Bozo One of the slides (if legit) underlines that this is a time sensitive feature. I suspect that this feature exploits the phone via usb/lightning and the time sensitivity is due to usb restricted mode. So when the phone is in usb restricted mode, IPR is not possible. USB restricted mode starts an hour after certain events like locking the device. If lockdown mode is enabled, usb restrictions are immediate after locking the device. It also activates when doing the button combination to enter sos mode.
This is a good guess but unfortunately no, IPR can bypass USB restricted mode. Because 1. AFU extraction has no time limit, which means that Cellebrite for sure can defeat USB restricted mode already 2. Most users would have usb restricted mode without the one hour delay In addition, if it’s been more than 3 days since a data connection has been established with an accessory, the device will disallow new data connections immediately after it locks. This is to increase protection for users that don’t often make use of such accessories.

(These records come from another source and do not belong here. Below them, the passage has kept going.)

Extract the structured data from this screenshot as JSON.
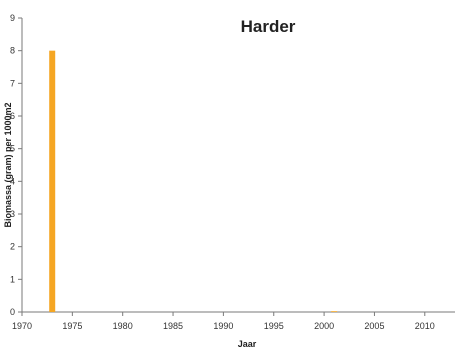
{
  "chart_data": {
    "type": "bar",
    "title": "Harder",
    "xlabel": "Jaar",
    "ylabel": "Biomassa (gram) per 1000m2",
    "xlim": [
      1970,
      2013
    ],
    "ylim": [
      0,
      9
    ],
    "x_ticks": [
      1970,
      1975,
      1980,
      1985,
      1990,
      1995,
      2000,
      2005,
      2010
    ],
    "y_ticks": [
      0,
      1,
      2,
      3,
      4,
      5,
      6,
      7,
      8,
      9
    ],
    "grid": false,
    "legend": "none",
    "series": [
      {
        "color": "#f5a623",
        "x": [
          1973,
          2001
        ],
        "y": [
          8.0,
          0.02
        ]
      }
    ]
  }
}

3. Cellebrite stated that the timing was a range rather than a precise one hour number.
I speculate that the time sensitivity and uncertainty is due to memory being overwritten. Even with secure enclave code execution, the plaintext passcode shouldn't be recovered if Apple had implemented it correctly. Because only the passcode verifier value i.e hash of (passcode + salt) is saved by the Secure Storage Component. However, Cellebrite specifically claims they can get iPhone plaintext passcode, suggesting AP RAM or Secure Enclave RAM is not clearing iPhone passcode properly after user input.
Bozo Possibly, “supersonic” in cellebrite’s marketing material means -12 attempts per second by avoiding the escalating delay part but is still stuck with the 80ms iteration part.
You're correct. The normal BF can bypass secure enclave's delay but takes significantly longer. This is also why I'm strongly pushing the iteration count increase in Pixel and GrapheneOS.
[deleted] I feel this is a critical last line of defense and this is the only timing delay enforced by cryptography instead of code integrity albeit on processors with smaller attack surface. The Supersonic BF on iPhone has almost the same speed as the 80ms theoretical hardware key derivation speed quoted by Apple. This means all other secure enclave based mitigations have been bypassed and the only line of defense against a truly unlimited speed brute force is this cryptography enforced iteration count. Perhaps @GrapheneOS team can ask Pixel team to publish this data and increase the timing delay to at least Apple's 80ms standard, which has negligible user impact
Bozo Also clearly the secure storage component 2 (counter lockboxes) in iPhone 12 and above have put an end to brute forcing by hard limiting passcode attempts to 10 in a way that hasn’t been worked around by Cellebrite.
Yes, the attack surface of the secure storage component 2 seems to be small enough compared to the secure enclave and is holding strong. However, with IPR, it's almost useless.